Voed elkaar, steun elkaar en breek elkaar niet af. Vorm een front. Wees burgerlijk ongehoorzaam, verhef je stem tegen haat en ontmenselijking of, als je dat niet durft, ga samen met anderen om diegene heen staan die zich wel onbevreesd laat klinken. Bescherm elkaar of een stuk grond. Bevrijd duizend varkens uit een megastal. Lach niet nuffig en neerbuigend om de opstand van de boeren, maar haal er in elk geval de les uit dat het loont om ergens voor te staan en je niet te verschuilen achter eeuwige pantsers van ironie.
Fik het huis niet af
Beklaag je binnen de rechtsstaat tegen fascistische, antidemocratische en racistische krachten in ons parlement. Span een rechtszaak aan tegen multinationals die de planeet, die al enige tijd aan de beademing ligt, meedogenloos blijven plunderen om hun ‘shareholders value’ op te pompen. Wees Robin Hood, wees Martin en Greta. Betaal die huurverhoging niet. Organiseer je. Maak herrie. Fluister. Zing. Omhels de onderdrukte, tart de status quo, bevraag het gezag, doe het fel en radicaal, maar… Doe het door gebruik te maken van alle middelen die beschikbaar zijn binnen dit systeem, binnen de parlementaire democratische rechtsstaat. Laat zien dat het kan, dat het nog altijd mogelijk is binnen deze werkelijkheid om de rot uit onze fundamenten te slopen. Dat wij het tij kunnen keren zonder het huis volledig af te fikken, dat we betekenisvolle verandering kunnen bevechten die leidt tot een rechtvaardigere, menselijkere, socialere en gezondere wereld.

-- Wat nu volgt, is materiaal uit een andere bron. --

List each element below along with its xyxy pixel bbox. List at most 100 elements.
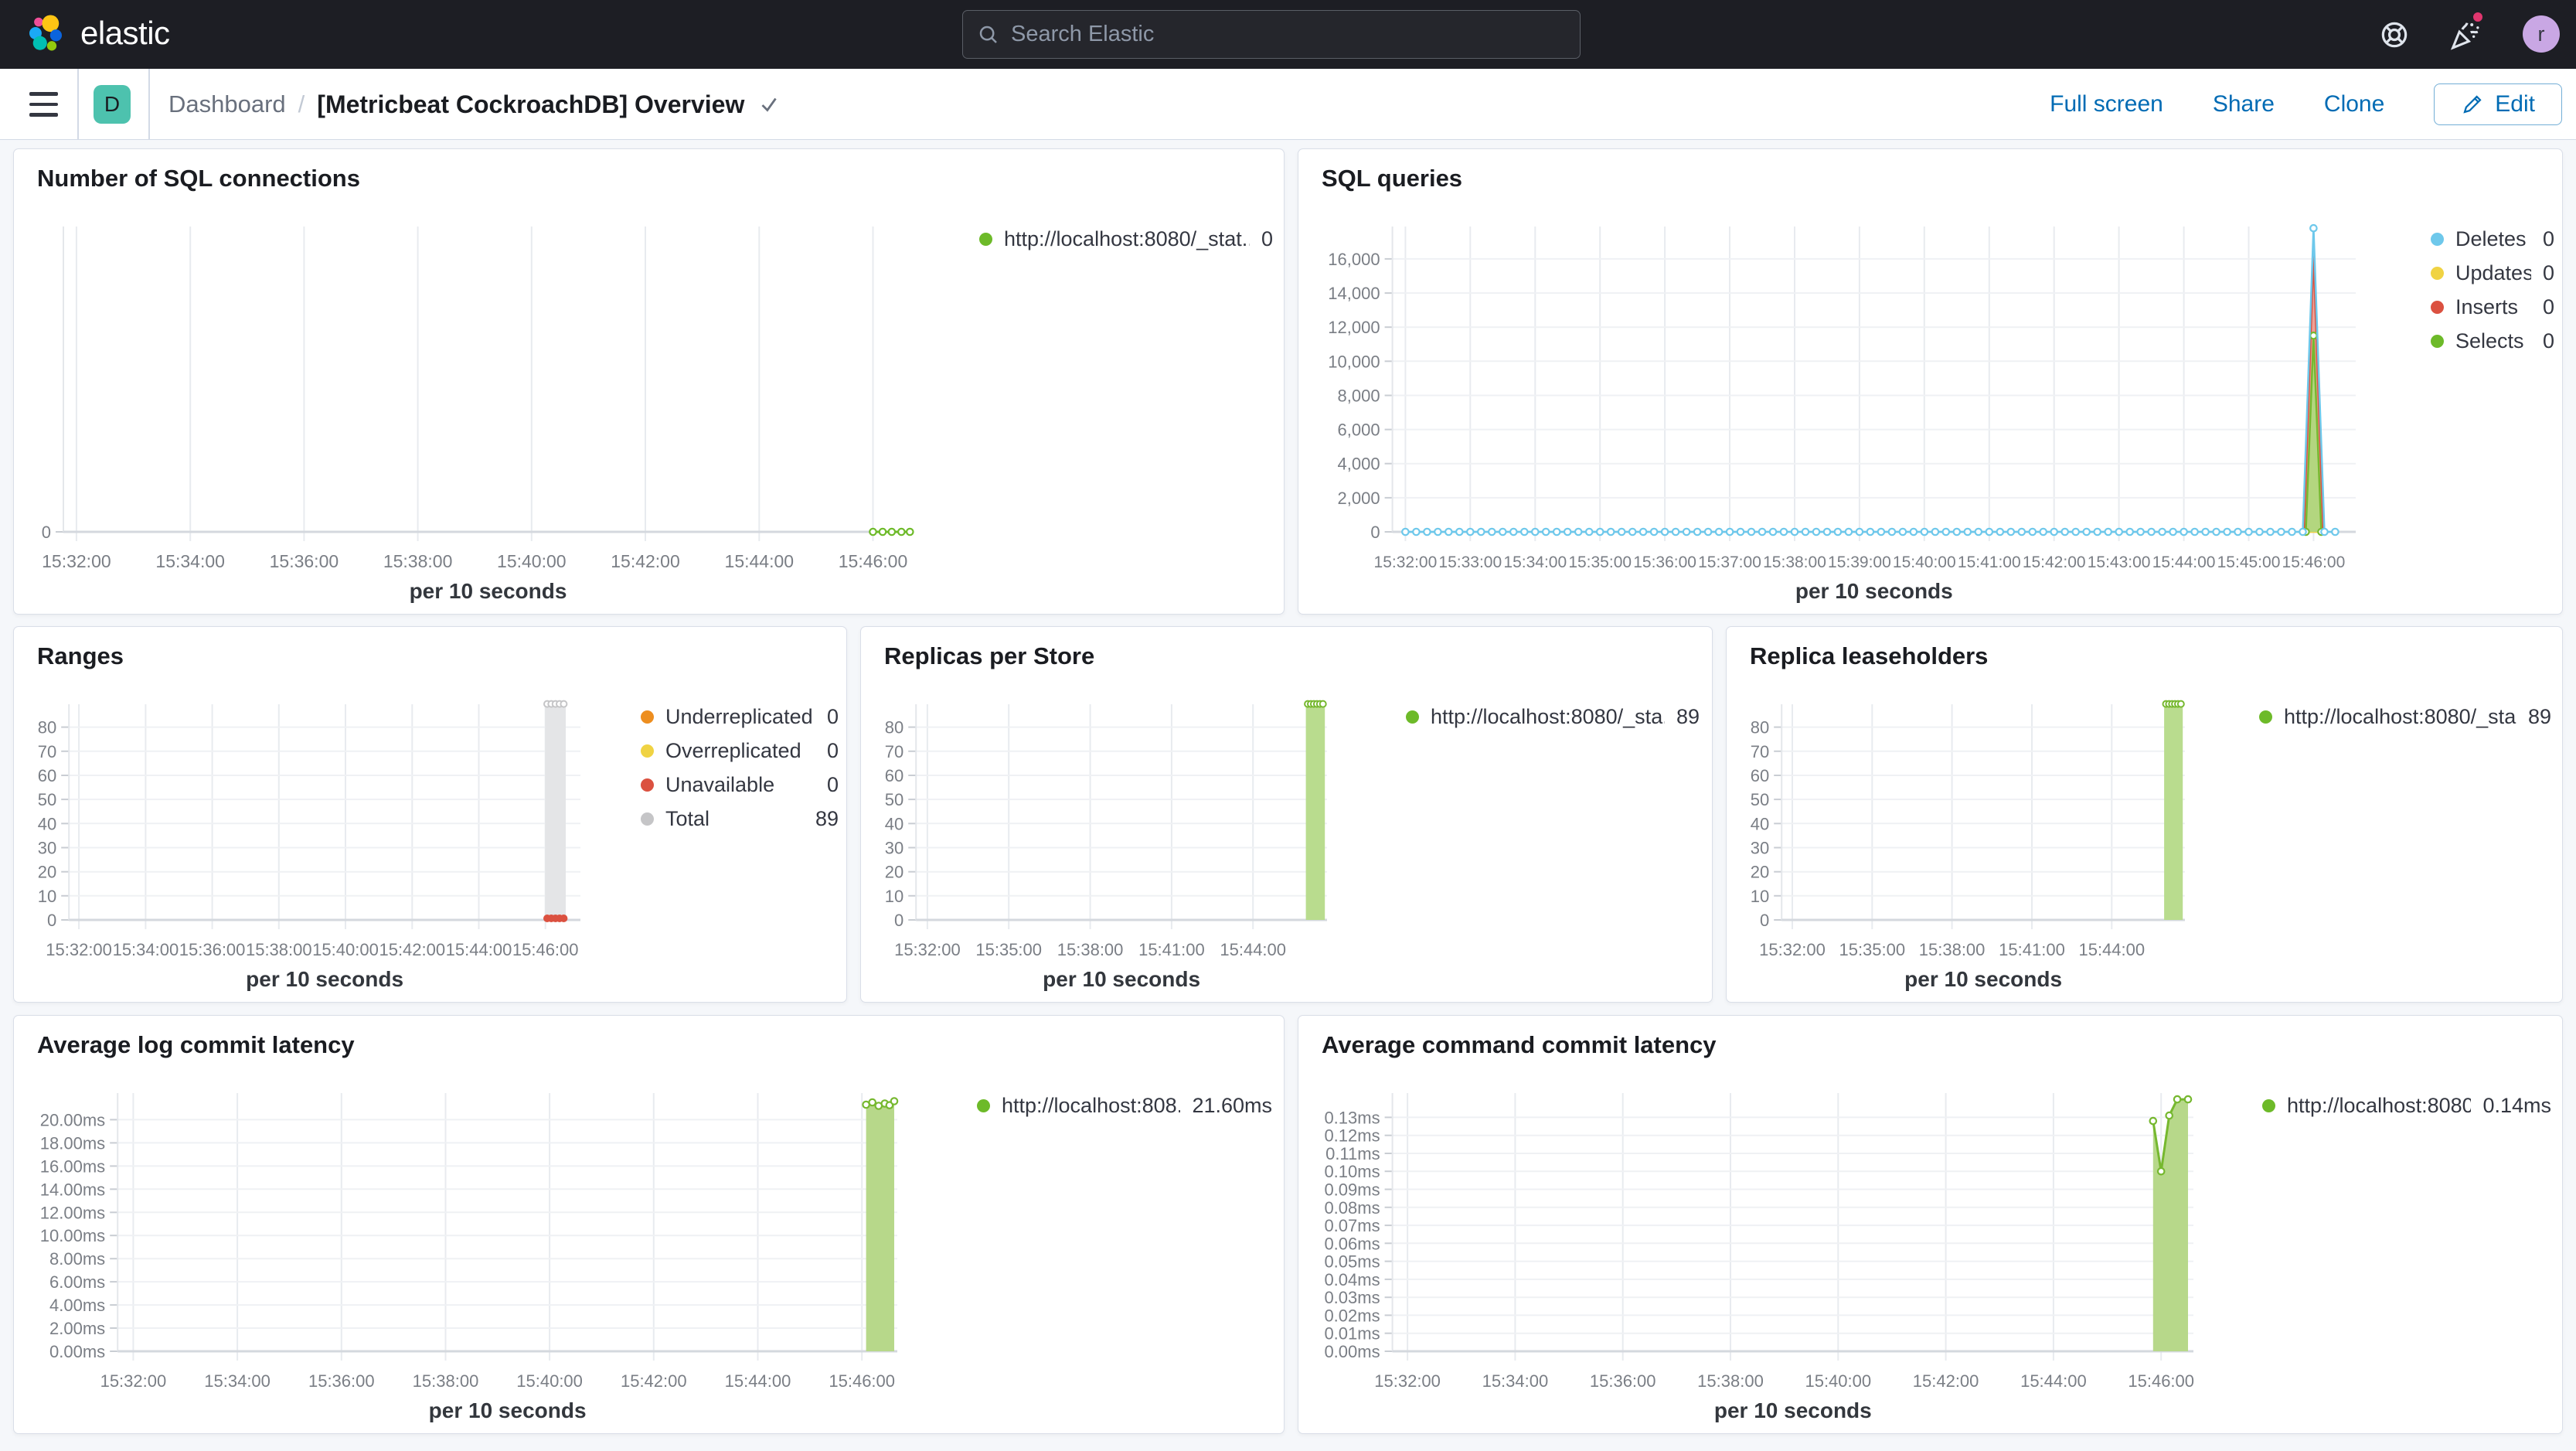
- chart-canvas[interactable]: 15:32:00 15:34:00 15:36:00 15:38:00 15:40:00…: [32, 1085, 917, 1429]
- svg-text:15:40:00: 15:40:00: [497, 551, 567, 571]
- share-button[interactable]: Share: [2213, 91, 2275, 118]
- full-screen-button[interactable]: Full screen: [2050, 91, 2163, 118]
- clone-button[interactable]: Clone: [2324, 91, 2384, 118]
- legend-series-dot: [2431, 334, 2444, 348]
- svg-text:50: 50: [38, 790, 56, 809]
- legend-item[interactable]: http://localhost:8080/_sta... 89: [2259, 700, 2551, 734]
- legend-series-label: Selects: [2455, 329, 2524, 353]
- chart-replica-leaseholders[interactable]: 15:32:00 15:35:00 15:38:00 15:41:00 15:44:00…: [1745, 697, 2205, 997]
- legend-series-label: http://localhost:8080/_sta...: [1431, 704, 1665, 728]
- svg-text:per 10 seconds: per 10 seconds: [1714, 1398, 1872, 1422]
- chart-replicas-per-store[interactable]: 15:32:00 15:35:00 15:38:00 15:41:00 15:44:00…: [880, 697, 1347, 997]
- svg-text:15:38:00: 15:38:00: [246, 940, 312, 959]
- chart-canvas[interactable]: 15:32:00 15:35:00 15:38:00 15:41:00 15:44:00…: [880, 697, 1347, 997]
- svg-text:15:42:00: 15:42:00: [611, 551, 680, 571]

Dit is, daar ben ik van overtuigd, onze laatste kans om te laten zien dat dat nog altijd kan. Doen we dat niet, dan zijn we overgeleverd aan de fascisten, de charlatans, volksmenners en ontkenners, die er niet voor zullen terugdeinzen om de apathie, machteloosheid en verdeeldheid op links in hun voordeel te gebruiken. Dat mogen we nooit laten gebeuren, want alles wat ons dierbaar is staat op het spel.
Je kunt op me rekenen, ik loop met je op, en met mijn gloednieuwe melkschuimer zet ik ook nog een mean ass cappuccino voor je. Plantaardige melk. Beloofd. Het is menens.